The two-day board meeting, which will continue Friday, comes nearly three months after the university's search to replace Graham B. Spanier suffered a setback when a meeting to vote on a candidate was suddenly canceled.
The Albany Times Union later reported that the Penn State trustees had selected former State University of New York president David R. Smith, who at the time was under fire for accepting unauthorized payments and has since resigned.
The search continues, though a source with knowledge of the process said trustees were unlikely to name a new president this week.
Board Chairman Keith Masser has said the group will do so by June 30, the last day on the job for Rodney Erickson. A former provost, Erickson stepped into the role when Spanier was ousted in 2012 after Sandusky's arrest.
The divide over how the board has responded to that crisis - and handled its search for a new leader - came to the forefront in November when trustee Anthony Lubrano lobbied to let the full 32-member board interview potential candidates, instead of just the 12 trustees on the selection committee. Another member accused Lubrano of "getting disruptive" when he didn't get his way.

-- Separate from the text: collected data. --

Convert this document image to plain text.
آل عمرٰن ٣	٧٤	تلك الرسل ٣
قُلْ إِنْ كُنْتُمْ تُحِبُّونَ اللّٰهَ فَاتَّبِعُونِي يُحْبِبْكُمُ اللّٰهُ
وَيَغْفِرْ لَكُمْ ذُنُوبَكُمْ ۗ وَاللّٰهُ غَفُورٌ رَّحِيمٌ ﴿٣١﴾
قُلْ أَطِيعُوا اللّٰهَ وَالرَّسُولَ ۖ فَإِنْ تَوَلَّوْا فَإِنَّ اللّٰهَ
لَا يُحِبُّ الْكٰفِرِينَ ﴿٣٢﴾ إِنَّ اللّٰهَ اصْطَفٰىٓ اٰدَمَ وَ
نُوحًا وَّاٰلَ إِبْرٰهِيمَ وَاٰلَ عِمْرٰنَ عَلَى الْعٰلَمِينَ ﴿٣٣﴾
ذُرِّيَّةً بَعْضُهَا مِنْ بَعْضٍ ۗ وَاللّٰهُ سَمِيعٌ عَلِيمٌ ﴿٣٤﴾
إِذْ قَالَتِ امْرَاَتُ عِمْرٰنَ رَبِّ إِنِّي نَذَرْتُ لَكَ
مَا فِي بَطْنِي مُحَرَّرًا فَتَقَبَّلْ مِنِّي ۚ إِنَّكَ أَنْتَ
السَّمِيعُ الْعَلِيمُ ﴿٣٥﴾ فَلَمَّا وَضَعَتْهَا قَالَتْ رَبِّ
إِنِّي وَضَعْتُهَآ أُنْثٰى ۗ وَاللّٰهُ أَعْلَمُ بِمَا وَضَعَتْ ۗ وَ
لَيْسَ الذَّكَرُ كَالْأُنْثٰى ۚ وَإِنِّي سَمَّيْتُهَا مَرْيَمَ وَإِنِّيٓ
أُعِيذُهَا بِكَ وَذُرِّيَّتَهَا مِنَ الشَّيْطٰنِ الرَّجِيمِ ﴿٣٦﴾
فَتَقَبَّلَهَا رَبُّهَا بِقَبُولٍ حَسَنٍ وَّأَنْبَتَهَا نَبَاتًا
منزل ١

The conflict simmered when William Oldsey, a trustee backed by Lubrano and others critical of the board's leadership, was added to the selection committee.
Holly Gregory, the consultant hired in November, on Thursday encouraged debate but told the members to keep things civil.
"I want to underscore this point: Effective and efficient decision-making cannot be made in an environment of divisiveness," she said.
The board has been grappling with sharp criticism received from across the university and beyond since the Sandusky scandal came to light. The exhaustive report prepared by former FBI Director Louis Freeh placed some fault with the group for not monitoring Spanier more closely or probing further when it learned of a grand jury investigation in spring 2011.
Eckel said Thursday that the board had made many changes since then.
Board meetings now include a public comment period. The governor and university president no longer have voting rights. A newly formed compensation committee, whose first task was approving the contract of football coach James Franklin on Saturday, will now have sway over the pay of top executives.